Seis décadas son toda una vida”, sentencia Facundo, un jubilado cubano que vende la prensa oficial en La Habana Vieja para contrarrestar su baja pensión. Nacido poco antes de que Fidel Castro llegara al poder, el hombre recela del nombramiento de un nuevo presidente en abril próximo. «Eso va a ser como aprender a caminar», asegura, mientras pregona el diario oficialista Granma.
Como Facundo, buena parte de los cubanos que residen hoy en la isla nacieron bajo el castrismo o apenas recuerdan el país antes de enero de 1959. La salida de Raúl Castro del gobierno [primero anunciada para febrero de 2018 y luego aplazada hasta abril] tiene para ellos las connotaciones del fin de una era, con independencia de la ruptura o continuidad que manifiesten los sucesores que se instalen en la sala de mando nacional.

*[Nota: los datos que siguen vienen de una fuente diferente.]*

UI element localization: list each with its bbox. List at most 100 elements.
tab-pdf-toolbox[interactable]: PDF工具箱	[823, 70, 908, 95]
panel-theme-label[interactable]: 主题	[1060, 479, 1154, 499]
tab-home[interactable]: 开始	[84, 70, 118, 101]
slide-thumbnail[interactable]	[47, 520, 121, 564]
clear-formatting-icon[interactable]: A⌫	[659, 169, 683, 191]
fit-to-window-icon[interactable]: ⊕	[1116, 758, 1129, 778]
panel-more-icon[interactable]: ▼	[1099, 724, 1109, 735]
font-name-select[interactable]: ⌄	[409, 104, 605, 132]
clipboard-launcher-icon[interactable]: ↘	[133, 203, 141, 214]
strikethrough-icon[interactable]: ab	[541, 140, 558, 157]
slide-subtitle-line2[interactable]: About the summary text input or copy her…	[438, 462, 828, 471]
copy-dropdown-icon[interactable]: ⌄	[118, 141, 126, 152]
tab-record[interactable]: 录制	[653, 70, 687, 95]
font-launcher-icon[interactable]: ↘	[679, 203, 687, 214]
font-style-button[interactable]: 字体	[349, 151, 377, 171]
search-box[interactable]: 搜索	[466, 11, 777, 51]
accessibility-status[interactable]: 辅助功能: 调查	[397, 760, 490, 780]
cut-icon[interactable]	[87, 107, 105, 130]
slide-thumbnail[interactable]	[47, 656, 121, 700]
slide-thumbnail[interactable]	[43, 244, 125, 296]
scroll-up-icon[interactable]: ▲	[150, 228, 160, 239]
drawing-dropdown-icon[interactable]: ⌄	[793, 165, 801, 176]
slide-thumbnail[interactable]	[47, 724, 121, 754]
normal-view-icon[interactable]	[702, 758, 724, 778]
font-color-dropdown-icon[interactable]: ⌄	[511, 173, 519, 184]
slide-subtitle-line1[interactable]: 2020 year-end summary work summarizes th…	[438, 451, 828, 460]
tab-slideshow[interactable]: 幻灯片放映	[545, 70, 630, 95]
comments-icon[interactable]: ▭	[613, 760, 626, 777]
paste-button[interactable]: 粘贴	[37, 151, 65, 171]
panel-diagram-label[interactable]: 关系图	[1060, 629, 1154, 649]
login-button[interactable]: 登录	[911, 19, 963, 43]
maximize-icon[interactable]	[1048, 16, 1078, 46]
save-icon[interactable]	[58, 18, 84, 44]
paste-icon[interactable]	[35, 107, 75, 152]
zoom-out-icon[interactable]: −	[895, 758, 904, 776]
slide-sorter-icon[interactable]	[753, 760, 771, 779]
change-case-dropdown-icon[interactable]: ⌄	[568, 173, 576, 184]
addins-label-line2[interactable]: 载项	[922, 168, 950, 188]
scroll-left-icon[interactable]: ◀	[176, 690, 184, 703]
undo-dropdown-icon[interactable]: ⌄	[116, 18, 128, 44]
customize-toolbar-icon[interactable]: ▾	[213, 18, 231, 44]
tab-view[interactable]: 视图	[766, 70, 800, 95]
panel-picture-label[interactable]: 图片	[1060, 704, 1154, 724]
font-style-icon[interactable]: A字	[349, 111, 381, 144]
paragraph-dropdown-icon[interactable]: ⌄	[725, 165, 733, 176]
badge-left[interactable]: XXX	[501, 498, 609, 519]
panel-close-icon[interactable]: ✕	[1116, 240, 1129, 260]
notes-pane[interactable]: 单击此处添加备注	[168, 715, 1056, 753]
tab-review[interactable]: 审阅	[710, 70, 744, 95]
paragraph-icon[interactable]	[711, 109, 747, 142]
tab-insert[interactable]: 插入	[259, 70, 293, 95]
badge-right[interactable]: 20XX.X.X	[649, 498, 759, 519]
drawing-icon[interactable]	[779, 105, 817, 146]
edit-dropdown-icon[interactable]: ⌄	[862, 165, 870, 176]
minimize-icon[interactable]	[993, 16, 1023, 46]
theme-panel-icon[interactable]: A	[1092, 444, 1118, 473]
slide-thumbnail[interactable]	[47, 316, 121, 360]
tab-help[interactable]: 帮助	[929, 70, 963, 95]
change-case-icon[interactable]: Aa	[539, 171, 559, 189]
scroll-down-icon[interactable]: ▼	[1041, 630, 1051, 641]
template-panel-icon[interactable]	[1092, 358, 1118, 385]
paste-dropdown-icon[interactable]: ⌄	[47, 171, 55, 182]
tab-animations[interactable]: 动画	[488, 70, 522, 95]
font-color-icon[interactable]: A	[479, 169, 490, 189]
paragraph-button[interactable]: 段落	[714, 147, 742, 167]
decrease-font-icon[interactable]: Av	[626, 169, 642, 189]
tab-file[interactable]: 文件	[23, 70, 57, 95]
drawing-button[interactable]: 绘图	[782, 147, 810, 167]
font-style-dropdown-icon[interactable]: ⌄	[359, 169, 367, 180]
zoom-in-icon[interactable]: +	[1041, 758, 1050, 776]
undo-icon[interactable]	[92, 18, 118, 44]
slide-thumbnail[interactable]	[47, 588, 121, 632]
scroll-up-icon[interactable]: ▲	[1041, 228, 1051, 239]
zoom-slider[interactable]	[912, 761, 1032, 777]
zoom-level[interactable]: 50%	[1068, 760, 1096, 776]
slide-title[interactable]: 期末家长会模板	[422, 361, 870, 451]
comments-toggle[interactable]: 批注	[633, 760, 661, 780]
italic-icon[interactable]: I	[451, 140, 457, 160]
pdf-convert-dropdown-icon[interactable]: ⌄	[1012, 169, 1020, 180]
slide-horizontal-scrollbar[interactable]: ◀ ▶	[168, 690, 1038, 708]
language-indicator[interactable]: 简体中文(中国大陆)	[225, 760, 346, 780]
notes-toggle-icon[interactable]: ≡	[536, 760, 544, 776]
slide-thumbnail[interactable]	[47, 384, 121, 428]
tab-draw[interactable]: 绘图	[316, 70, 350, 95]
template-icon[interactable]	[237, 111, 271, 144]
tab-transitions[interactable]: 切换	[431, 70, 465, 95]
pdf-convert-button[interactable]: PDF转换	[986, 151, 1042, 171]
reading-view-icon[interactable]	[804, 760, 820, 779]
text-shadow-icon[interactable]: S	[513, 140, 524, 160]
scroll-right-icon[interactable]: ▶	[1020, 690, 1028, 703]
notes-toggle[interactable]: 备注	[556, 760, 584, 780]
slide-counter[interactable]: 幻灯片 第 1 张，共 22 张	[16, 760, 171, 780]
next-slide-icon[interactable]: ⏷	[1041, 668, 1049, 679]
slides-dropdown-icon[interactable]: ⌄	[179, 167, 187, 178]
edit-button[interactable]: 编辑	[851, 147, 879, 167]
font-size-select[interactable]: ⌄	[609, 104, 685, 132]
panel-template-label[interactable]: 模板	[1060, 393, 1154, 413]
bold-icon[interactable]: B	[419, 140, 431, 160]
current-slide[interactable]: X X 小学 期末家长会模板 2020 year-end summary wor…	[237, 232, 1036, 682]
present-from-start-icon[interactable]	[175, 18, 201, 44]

A pocas semanas de que el traspaso presidencial se haga efectivo, la indiferencia gana terreno entre los habitantes de una nación que ha tenido la dinastía familiar en el poder más prolongada de América Latina. Un momento que debería ser de expectación y especulaciones se está diluyendo en medio de la apatía y de la complicada situación económica que atraviesa la isla.
A diferencia de otros países del continente que han vivido encendidos comicios regionales o generales en los últimos años, el proceso electoral cubano no genera encuestas para determinar la inclinación del electorado ni motiva debates en los medios de comunicación. La sensación que sobrevuela es la de una «jugada cantada» con la que se busca preservar el control en manos de un grupo.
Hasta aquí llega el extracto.